Oregon state Rep. Mitch Greenlick (D-Portland) plans to introduce a bill proposing a constitutional amendment to repeal the death penalty and substitute life in prison without possibility of parole. If the legislators pass the bill, Oregonians would then vote on the amendment in the 2014 general election.
One year ago, Governor John Kitzhaber stayed the execution of Gary Haugen, convicted of two murders and sentenced to die by lethal injection. Kitzhaber declared, “I will not allow further executions while I am Governor” and called upon all Oregonians “to consider a different approach.” He asked the legislature to bring potential reforms before the 2013 legislative session.
Gov. Kitzhaber wrote, “The death penalty as practiced in Oregon is neither fair nor just.” He believes that it is “morally wrong.”
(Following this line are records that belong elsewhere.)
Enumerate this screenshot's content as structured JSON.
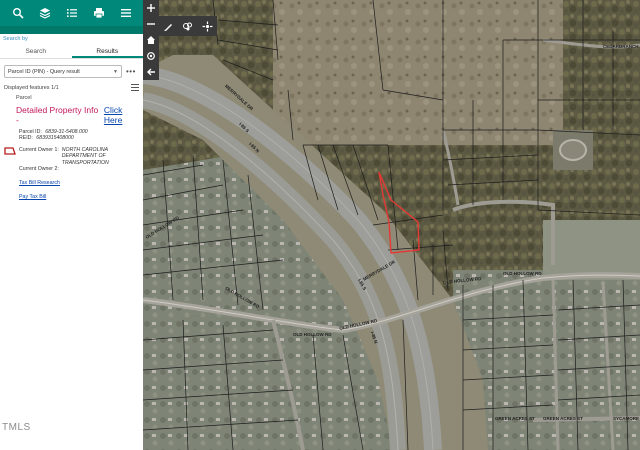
{
  "panel": {
    "toolbar": {
      "icons": [
        "search-icon",
        "layers-icon",
        "list-icon",
        "print-icon",
        "menu-icon"
      ],
      "color": "#00897b"
    },
    "search_by": "Search by",
    "tabs": [
      {
        "label": "Search",
        "active": false
      },
      {
        "label": "Results",
        "active": true
      }
    ],
    "query_select": {
      "value": "Parcel ID (PIN) - Query result"
    },
    "more_label": "•••",
    "displayed_features": "Displayed features 1/1",
    "result": {
      "layer": "Parcel",
      "detail_label": "Detailed Property Info -",
      "detail_link": "Click Here",
      "parcel_id_label": "Parcel ID:",
      "parcel_id_value": "6839-31-5408.000",
      "reid_label": "REID:",
      "reid_value": "6839315408000",
      "owner1_label": "Current Owner 1:",
      "owner1_value": "NORTH CAROLINA DEPARTMENT OF TRANSPORTATION",
      "owner2_label": "Current Owner 2:",
      "tax_bill_research": "Tax Bill Research",
      "pay_tax_bill": "Pay Tax Bill"
    }
  },
  "watermark": "TMLS",
  "map": {
    "left_tools": [
      "plus-icon",
      "minus-icon",
      "home-icon",
      "locate-icon",
      "back-arrow-icon"
    ],
    "top_tools": [
      "draw-icon",
      "measure-icon",
      "select-icon"
    ],
    "highlight_color": "#e53935",
    "road_labels": [
      {
        "text": "MERRYDALE DR"
      },
      {
        "text": "I-85 S"
      },
      {
        "text": "I-85 N"
      },
      {
        "text": "OLD HOLLOW RD"
      },
      {
        "text": "OLD HOLLOW RD"
      },
      {
        "text": "OLD HOLLOW RD"
      },
      {
        "text": "OLD HOLLOW RD"
      },
      {
        "text": "OLD HOLLOW RD"
      },
      {
        "text": "MERRYDALE DR"
      },
      {
        "text": "I-85 S"
      },
      {
        "text": "I-85 N"
      },
      {
        "text": "CEDARBRANCH"
      },
      {
        "text": "GREEN ACRES ST"
      },
      {
        "text": "GREEN ACRES ST"
      },
      {
        "text": "SYCAMORE"
      },
      {
        "text": "OLD HOLLOW RD"
      }
    ]
  }
}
It is also very expensive, far more expensive than life in prison without parole. Senior Judge Timothy Alexander, who himself has been involved in death-penalty cases for more than 40 years, said the prolonged court process and number of appeals has made the death-penalty system in Oregon ineffective.
The death penalty was repealed by voters in 1964, re-enacted in 1978, declared unconstitutional by the Oregon Supreme Court in 1981, and reinstated by voters in 1984. It will take a constitutional amendment to repeal the death penalty again.
There are presently 37 inmates on death row in Oregon.